Attorney-at-Law

THE 2% SOLUTION – PART DEUX

In Uncategorized on 09/29/2021 at 16:26

I want to begin with a Taishoff “Good Try,” to Vivian Hoard, Esq., even though Judge Courtney D (“CD”) Jones doesn’t buy her arguments about the Section 183 hobby deductions. Ms. Hoard, like The Great Chieftain of The Jersey Boys, transitioned to tax litigation from criminal litigation. The case for today is Carl L. Gregory and Leila Gregory, 2021 T. C. Memo. 115, filed 9/29/21.

We all know that Section 183 allows two (count ’em, two) types of deductions from fun money, that is, income derived from activities engaged in otherwise than for profit, in the case of Carl his boat chartering. The first class of deduction is where the service provides for a specific deduction; in Carl’s case, he gets his couple hundred dollars’ (hi, Judge Holmes) worth of taxes and licenses.

That only leaves north of $300K of expenses in each of the two years at issue. Vivian and Carl claim the 2% AGI floor in Section 67(a) doesn’t apply.

Judge CD says it does. “Section 63(d) defines itemized deductions as deductions other than (i) those allowable in computing AGI and (ii) the deduction for personal exemptions allowed under section 151. Section 183(b)(2) is not identified as a deduction allowable in computing AGI. See sec. 62(a). Consequently, section 183(b)(2) is properly viewed as an itemized deduction. The broader statutory scheme confirms as much; section 183(b)(2) is enumerated under Part VI, Itemized Deductions for Individuals and Corporations, of Subchapter B, Computation of Taxable Income. As the title of Part VI suggests, section 183(b)(2) is by default an itemized deduction, and nothing in the text of section 183 or another provision of the Code suggests otherwise.” 2021 T. C. Memo. 115, at pp. 8-9.
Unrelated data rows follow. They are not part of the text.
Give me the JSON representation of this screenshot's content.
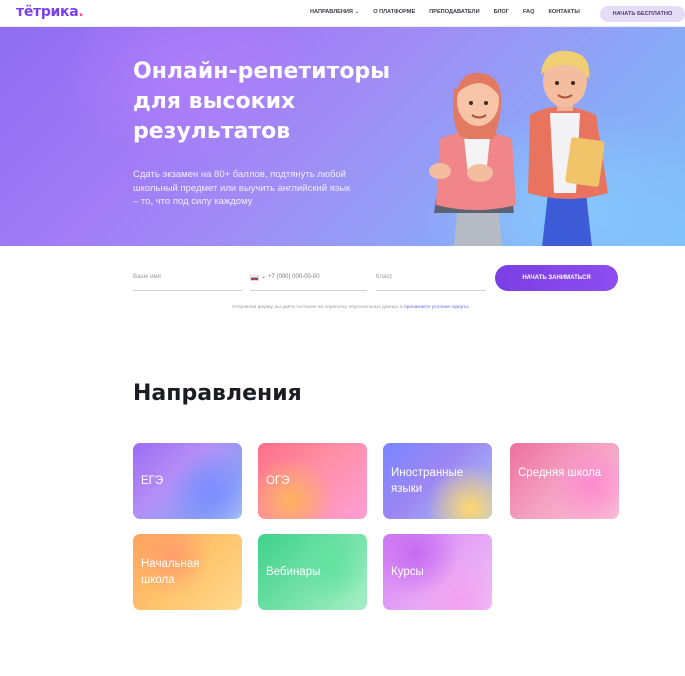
{
  "header": {
    "logo_text": "тётрика",
    "logo_dot": ".",
    "nav": [
      "Направления ⌄",
      "О платформе",
      "Преподаватели",
      "Блог",
      "FAQ",
      "Контакты"
    ],
    "cta_label": "Начать бесплатно"
  },
  "hero": {
    "title": "Онлайн-репетиторы для высоких результатов",
    "subtitle": "Сдать экзамен на 80+ баллов, подтянуть любой школьный предмет или выучить английский язык – то, что под силу каждому"
  },
  "form": {
    "name_placeholder": "Ваше имя",
    "phone_code_arrow": "⌄",
    "phone_placeholder": "+7 (000) 000-00-00",
    "class_placeholder": "Класс",
    "submit_label": "Начать заниматься",
    "policy_text": "Отправляя форму, вы даёте согласие на обработку персональных данных и ",
    "policy_link": "принимаете условия оферты"
  },
  "directions": {
    "title": "Направления",
    "cards": [
      "ЕГЭ",
      "ОГЭ",
      "Иностранные языки",
      "Средняя школа",
      "Начальная школа",
      "Вебинары",
      "Курсы"
    ]
  },
  "colors": {
    "brand_purple": "#7b3fe4",
    "logo_pink": "#ff4f9a",
    "hero_gradient_start": "#8f6df2",
    "hero_gradient_end": "#7ec0f8"
  }
}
“Miscellaneous itemized deductions are defined as itemized deductions other than those described in section 67(b). See sec. 67(b). Thus, if an itemized deduction, such as section 183(b)(2), is not identified on the list provided under section 67(b), it is a miscellaneous itemized deduction and therefore subject to the restriction provided under section 67(a).” 2021 T. C. Memo. 115, at p. 9.

Judge CD says “The Gregorys misleadingly claim that the plain language of section 183(b)(2) supports their view that it is an above-the-line deduction, placing particular emphasis on the language in section 183(b)(2) capping the amount of the deduction to gross income derived from the underlying activity (less the deduction(s) allowable by reason of section 183(b)(1)). We find this line of argument unpersuasive.

“The language they point to in support of their argument concerns only the maximum permissible amount of the deduction. It does not instruct taxpayers to apply the deduction itself against gross income for purposes of calculating AGI.” 2021 T. C. Memo. 115, at p. 11.

IRS Pub 529 says the same.

Now there is Tax Court learning that says Section 183(b)(2)s are miscellaneous itemized deductions, and one CFC case, but no appellate learning. See 2021 T. C. Memo.115, at p. 9-10.

There’s enough on the table to make a trip to 11 Cir (Carl is in FL) worth considering.